Андрей Белый, автор целого словаря неологизмов, создал удачное словечко «мерзь»: оно повторяется бесконечно в его книге, дает основной тон. Оно могло бы стоять как заглавие, ибо в «мерзи» — жирной, липкой, «вольной», в «мерзи», заливающей весь мир, в запахе падали и гнили — страшная и отвратительная сила этой книги. Автор упивается убожеством, безобразием, уродством; он опьянен смрадом; он неистовствует при виде гнойных язв и растленных душ; приходит в исступление, смешивая грязь с кровью, пытки и постыдные болезни. Какой же тут быт и «общественность»? Мы в области самой безудержной фантастики. Это — сумасшедший бред об аде и — смело можно сказать — никогда еще, ни одному человеческому воображению ад не мерещился таким омерзительным. Главный герой Белого — Мандро — какая-то чудовищная схема зла. Происходит он не от Гоголя (у Гоголя — люди), а от мелодраматического злодея — испошленного и измельченного. Не «Зло» с большой буквы, а подлость — бескорыстная, почти абстрактная.
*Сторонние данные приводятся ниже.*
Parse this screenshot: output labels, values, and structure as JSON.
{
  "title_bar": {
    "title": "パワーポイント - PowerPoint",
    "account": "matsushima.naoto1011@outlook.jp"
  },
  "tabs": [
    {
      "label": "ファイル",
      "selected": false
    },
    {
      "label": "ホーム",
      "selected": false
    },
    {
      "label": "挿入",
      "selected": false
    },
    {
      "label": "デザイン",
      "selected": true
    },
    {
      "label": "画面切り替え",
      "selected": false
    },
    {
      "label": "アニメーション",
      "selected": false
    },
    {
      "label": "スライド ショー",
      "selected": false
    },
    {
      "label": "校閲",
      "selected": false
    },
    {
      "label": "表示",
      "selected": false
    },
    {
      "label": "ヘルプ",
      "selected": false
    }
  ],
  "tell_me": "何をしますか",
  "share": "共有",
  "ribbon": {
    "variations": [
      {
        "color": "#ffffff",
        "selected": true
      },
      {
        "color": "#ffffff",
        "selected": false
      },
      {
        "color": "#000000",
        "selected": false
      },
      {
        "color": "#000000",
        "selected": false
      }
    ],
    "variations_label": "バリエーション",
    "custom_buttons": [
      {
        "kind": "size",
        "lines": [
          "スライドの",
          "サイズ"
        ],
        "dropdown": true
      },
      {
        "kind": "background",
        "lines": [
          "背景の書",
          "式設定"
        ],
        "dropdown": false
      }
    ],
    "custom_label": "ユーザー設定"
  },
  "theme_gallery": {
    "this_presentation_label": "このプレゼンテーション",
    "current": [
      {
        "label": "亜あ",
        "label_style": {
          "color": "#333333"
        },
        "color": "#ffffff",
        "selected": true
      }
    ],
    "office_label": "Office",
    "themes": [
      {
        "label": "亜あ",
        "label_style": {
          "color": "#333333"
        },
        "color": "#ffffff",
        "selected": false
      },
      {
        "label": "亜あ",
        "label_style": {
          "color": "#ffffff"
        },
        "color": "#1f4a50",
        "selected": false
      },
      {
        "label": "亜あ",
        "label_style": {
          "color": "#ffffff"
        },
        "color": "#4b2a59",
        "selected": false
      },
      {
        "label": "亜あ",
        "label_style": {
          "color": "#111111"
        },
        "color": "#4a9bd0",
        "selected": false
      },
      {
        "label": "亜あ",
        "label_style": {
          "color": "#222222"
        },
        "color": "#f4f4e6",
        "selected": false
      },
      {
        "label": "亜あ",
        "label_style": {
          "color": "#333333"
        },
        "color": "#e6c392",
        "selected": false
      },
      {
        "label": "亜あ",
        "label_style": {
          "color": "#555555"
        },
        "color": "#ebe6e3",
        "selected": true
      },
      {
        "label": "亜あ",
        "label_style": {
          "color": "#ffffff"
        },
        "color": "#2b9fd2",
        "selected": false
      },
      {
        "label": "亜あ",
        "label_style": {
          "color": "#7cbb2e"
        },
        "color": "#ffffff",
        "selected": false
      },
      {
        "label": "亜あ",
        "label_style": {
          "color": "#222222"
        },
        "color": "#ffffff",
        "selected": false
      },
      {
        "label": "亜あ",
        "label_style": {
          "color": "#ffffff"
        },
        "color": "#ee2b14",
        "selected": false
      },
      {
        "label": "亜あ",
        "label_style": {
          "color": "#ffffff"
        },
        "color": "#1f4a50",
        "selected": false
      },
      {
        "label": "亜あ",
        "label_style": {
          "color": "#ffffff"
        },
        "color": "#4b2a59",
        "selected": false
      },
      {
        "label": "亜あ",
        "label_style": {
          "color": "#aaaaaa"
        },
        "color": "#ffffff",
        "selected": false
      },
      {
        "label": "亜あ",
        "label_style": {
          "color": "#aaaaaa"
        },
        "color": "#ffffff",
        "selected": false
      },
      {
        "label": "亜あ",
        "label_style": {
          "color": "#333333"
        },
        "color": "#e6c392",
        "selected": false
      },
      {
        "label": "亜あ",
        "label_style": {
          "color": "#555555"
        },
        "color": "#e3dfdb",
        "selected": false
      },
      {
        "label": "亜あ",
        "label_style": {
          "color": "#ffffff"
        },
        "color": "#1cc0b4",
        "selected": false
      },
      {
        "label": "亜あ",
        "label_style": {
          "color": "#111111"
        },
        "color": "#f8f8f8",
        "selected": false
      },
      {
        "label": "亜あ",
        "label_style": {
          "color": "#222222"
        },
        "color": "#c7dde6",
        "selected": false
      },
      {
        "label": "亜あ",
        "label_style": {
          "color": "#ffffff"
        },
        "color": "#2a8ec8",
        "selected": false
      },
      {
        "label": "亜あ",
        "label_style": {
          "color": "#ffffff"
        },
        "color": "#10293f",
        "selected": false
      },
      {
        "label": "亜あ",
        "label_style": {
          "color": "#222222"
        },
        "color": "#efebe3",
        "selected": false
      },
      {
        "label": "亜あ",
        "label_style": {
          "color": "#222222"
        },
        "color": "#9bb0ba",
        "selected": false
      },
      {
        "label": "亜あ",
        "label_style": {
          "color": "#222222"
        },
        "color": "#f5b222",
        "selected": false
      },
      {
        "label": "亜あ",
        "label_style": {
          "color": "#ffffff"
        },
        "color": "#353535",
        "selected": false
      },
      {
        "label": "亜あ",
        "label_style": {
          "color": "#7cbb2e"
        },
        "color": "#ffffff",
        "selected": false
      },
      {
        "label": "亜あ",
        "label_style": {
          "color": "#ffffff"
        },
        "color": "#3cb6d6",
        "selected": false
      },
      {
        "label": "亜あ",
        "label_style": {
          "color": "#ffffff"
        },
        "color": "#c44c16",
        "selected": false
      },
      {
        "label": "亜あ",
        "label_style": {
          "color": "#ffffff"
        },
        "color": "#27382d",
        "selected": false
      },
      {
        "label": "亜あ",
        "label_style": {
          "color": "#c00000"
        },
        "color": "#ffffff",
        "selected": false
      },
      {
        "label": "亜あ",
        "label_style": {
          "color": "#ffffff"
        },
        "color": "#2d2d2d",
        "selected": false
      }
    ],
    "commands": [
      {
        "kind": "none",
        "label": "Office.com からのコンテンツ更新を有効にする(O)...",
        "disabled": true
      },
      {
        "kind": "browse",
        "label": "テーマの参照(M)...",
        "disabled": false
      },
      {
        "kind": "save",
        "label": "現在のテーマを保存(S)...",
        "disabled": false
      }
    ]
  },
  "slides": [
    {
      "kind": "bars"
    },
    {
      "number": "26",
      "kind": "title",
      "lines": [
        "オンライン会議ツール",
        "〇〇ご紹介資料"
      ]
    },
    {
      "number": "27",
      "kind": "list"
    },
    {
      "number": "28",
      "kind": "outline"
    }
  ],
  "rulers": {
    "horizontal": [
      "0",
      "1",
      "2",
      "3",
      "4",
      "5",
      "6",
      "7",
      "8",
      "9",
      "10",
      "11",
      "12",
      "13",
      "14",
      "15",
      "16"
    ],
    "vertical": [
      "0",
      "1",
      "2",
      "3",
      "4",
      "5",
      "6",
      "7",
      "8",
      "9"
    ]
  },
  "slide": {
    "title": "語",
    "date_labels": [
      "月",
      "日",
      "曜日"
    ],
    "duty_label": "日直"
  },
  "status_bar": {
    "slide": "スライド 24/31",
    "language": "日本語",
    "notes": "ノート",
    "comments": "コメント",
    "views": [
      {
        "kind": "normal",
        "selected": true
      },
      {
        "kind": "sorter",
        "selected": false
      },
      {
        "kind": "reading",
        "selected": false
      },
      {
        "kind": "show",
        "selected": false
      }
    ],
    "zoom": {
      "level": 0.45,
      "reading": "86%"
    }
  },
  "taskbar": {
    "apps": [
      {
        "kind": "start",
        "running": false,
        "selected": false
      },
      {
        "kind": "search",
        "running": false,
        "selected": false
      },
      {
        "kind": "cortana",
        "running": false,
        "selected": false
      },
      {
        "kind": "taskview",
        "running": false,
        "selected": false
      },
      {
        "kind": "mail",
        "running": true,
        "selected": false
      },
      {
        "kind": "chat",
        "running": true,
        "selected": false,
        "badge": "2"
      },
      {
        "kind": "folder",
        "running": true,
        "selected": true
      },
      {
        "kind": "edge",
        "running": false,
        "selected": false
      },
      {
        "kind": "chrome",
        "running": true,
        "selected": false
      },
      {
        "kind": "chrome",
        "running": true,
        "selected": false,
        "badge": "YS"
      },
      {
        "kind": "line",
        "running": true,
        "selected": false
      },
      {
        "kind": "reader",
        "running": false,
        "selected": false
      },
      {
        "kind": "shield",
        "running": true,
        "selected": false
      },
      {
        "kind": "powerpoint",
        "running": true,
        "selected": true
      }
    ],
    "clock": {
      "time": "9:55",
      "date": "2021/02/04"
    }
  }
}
Автор заявляет о нем: «Как видите, он был префантастической личностью: не собирал миллионов; и гадил для гадости ; случай редчайшей душевной болезни». А. Белый поражен той же болезнью (она — не «редчайшая»): всюду видеть гадов — и выть шакалом над гниением. Гипнотизирует его Мандро; этот «интереснейший гад»; и как во сне идет за ним автор. Жутко признаться — читатель от него не отстает; с отвращением, с физической почти тошнотой читает страницу за страницей: роман Белого нельзя отшвырнуть в сторону — он вцепляется, наваливается, как ночной кошмар. Приторно-едкий дух его отравляет и преследует. Какое нестерпимое мучительство — сцена пытки профессора Коробкина! Конечно — патология — но к услугам ее громадное словесное мастерство.